I open the camera app on my door, and I see him standing there. His blond hair is gleaming in the porch lights, and his hands are shoved into his pockets. I try to read his expression, but the camera angle is wrong. I take a deep breath and force myself to stand up. I walk over to the door, wiping my sweaty hands on my slacks.
I undo the locks slowly. I crack open the door and there he is. Standing on my front porch, a big grin splitting his face. I am seized with the sudden urge to scratch his eyes out until there’s nothing left but two hollow sockets. I ball my right hand into a fist.
“Aren’t you going to ask me to come in, Doc?”
I step aside, allowing the door to swing open. He steps into my house, and my stomach sinks. I thought I’d never have to see him again.
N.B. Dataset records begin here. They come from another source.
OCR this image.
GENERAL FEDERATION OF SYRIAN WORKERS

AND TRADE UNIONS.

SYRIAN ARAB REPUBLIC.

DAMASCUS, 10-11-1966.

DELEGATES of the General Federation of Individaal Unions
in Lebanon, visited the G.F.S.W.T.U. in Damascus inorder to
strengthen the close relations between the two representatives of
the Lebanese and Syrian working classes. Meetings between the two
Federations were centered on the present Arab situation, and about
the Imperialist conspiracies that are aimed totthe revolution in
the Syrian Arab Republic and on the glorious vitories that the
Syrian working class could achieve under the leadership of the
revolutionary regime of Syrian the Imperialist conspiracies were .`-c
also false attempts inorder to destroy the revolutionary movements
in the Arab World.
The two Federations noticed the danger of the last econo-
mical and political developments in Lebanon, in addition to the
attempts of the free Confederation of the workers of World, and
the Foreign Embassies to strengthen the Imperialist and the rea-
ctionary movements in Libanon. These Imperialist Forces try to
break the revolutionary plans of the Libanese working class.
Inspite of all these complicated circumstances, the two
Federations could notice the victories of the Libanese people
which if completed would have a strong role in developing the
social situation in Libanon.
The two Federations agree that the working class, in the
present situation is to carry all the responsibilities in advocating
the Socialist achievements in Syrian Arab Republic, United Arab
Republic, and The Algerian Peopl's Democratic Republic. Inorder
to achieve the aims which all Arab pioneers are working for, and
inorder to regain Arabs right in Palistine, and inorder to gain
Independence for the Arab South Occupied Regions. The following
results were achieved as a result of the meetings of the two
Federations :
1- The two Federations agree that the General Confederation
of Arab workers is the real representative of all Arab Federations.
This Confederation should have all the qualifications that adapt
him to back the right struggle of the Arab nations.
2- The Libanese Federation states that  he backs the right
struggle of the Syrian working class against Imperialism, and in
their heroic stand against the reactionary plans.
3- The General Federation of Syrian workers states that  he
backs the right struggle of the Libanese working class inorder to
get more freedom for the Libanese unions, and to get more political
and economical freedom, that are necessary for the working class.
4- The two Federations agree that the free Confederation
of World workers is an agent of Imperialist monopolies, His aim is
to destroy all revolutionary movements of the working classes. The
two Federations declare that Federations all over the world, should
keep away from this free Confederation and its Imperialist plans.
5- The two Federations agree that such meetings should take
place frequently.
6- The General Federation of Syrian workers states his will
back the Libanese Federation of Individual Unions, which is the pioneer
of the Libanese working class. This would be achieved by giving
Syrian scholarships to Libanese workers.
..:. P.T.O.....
I had been counting on it.
“You don’t look so good, Doc,” he says. “You coming down with a cold or something?”
“What do you want from me?” I hiss at him.
He throws back his head and laughs. “You’re acting like you don’t like me very much.”
Like all narcissists, EJ can be incredibly charming when he wants to be. Most people like him when they first meet him, but they all eventually see through his act. I disliked him immediately. I only continued our sessions because his mother begged me. Now I regret it.
“Let’s get this over with.” I fold my arms across my chest, trying not to let on how much I’m shaking. “I’ll write you a check right now. How much do you want?”
“Oh, I’m not concerned about money anymore.” He waves a hand. “I’m not sure if you heard, but my parents were in a terrible car wreck last month. They didn’t survive.” He pulls an exaggerated sad face. “And I’m their only heir, so… you know.”
I hug my chest. It’s exactly what he described to me when he was imagining his parents’ death. My mother is a terrible driver. One of these days, she’ll be driving with my father in the car, and she’ll just drive right into a Mack truck and they’ll both be killed. And now it’s happened.
Even though I never liked EJ, I always thought he was harmless. I am ashamed that even as a psychiatrist, I completely misdiagnosed him, which may have been the most costly mistake I have made in my career. But now I know the truth.